The special election, which will take place only if state lawmakers approve Dolphins-backed legislation, was the first of several hard-fought concessions the Dolphins would make at the request of Miami-Dade Mayor Carlos Gimenez in closed-door negotiations. Crucial details, including how much the county would pay and for how long, were not resolved until the last, dramatic two-day marathon negotiation session, according to dealmakers from both sides, who over the past two weeks recounted how the final agreement came together.

They negotiated under the political weight of recent history. The controversial deal to publicly finance most of the Miami Marlins’ new ballpark, approved without a popular vote, loomed over the talks. The Dolphins, who tried to avoid comparisons to the Marlins, and Gimenez, who doggedly opposed the baseball deal, vowed this time would be different.

In the end, the county agreed to hike the mainland hotel-tax rate to 7 percent from 6 percent and to pay the Dolphins up to $289 million over 26 years. In return, the Dolphins agreed to repay at least $112 million after 30 years, to be on the hook for up to $120 million in penalties if the stadium fails to host a certain number of major sporting events and to remain in Miami-Dade for the next three decades. If the National Football League doesn’t award Sun Life a Super Bowl next month, the entire agreement is off.

It began with the referendum — a condition Gimenez, after being asked by commissioners to sit down with the team, required before negotiations could proceed. The Dolphins, in what appeared like a strategic move to avoid the ballot box, had thought there would not be enough time to advertise and prepare an election by their self-imposed Super Bowl award deadline. But there was, because public notice for countywide elections that do not involve state or federal campaigns requires a mere 30 days — instead of 45 or 60, as the Dolphins expected.

The team agreed to the referendum in early February, with Dolphins CEO Mike Dee saying they were “never resistant” to the idea.

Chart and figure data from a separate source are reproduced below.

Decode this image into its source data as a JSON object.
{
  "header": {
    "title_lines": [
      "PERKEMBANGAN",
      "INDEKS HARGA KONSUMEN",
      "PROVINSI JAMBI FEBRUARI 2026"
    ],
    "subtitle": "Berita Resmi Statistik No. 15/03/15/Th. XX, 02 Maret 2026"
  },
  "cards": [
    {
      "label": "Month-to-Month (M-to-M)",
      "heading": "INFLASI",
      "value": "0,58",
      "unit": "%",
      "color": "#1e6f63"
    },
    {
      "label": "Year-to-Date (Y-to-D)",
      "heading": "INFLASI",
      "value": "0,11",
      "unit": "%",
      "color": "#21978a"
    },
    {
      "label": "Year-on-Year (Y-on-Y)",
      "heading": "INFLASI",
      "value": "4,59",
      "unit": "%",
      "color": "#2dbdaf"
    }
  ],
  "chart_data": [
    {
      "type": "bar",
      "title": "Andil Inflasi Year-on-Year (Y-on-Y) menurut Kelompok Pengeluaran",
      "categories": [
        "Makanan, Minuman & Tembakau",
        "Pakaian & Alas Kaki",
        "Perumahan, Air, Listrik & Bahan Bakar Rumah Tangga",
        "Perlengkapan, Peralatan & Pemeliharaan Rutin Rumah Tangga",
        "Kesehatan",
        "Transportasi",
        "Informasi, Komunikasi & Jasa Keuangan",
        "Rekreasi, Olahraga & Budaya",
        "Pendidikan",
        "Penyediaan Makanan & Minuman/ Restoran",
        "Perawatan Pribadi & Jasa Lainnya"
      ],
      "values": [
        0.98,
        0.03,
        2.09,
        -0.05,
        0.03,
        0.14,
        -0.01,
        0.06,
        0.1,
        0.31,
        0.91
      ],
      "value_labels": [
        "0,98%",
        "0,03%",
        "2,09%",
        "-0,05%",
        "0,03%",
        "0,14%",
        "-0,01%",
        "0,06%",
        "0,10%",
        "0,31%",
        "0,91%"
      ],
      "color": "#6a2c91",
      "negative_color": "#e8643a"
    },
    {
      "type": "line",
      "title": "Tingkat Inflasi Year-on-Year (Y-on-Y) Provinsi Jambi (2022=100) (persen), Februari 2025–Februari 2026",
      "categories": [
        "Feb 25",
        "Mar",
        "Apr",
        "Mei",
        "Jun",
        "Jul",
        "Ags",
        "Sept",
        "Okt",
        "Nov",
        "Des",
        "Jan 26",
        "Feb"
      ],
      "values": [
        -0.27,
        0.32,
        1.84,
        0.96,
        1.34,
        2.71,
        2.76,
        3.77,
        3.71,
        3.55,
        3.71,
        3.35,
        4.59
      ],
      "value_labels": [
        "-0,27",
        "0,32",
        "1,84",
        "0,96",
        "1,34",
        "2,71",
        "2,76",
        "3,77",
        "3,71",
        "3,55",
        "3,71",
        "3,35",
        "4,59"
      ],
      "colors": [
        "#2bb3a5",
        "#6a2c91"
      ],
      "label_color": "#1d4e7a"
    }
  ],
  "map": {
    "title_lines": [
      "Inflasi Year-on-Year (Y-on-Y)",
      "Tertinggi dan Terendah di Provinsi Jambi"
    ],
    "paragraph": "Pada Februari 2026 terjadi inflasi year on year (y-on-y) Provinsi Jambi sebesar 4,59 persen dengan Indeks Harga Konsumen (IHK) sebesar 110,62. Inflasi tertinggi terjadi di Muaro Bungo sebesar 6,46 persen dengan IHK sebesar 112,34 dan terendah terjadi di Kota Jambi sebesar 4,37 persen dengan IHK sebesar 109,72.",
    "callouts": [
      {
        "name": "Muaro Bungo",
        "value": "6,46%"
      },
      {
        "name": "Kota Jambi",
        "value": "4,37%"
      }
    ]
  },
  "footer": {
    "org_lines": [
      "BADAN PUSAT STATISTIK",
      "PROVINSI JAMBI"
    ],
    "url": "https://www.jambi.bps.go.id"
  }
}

“We recognized the environment that was in place,” he told commissioners in April. “We recognized that the voters or the residents of Miami-Dade County had no appetite, no tolerance for anything that had taken place recently to happen again.”

THE TALKS BEGAN

Then the talks began in earnest. Miami-Dade hired financial and sports-facilities consultants. County staff toured the recesses of the stadium, where one Gimenez aide was unimpressed with its “tiny” kitchens.

A series of in-person sessions took place, mostly on Friday afternoons, in Gimenez’s offices on the 29th floor of County Hall. Ross, a billionaire real-estate developer whose business is based in New York, typically spends his weekends in South Florida.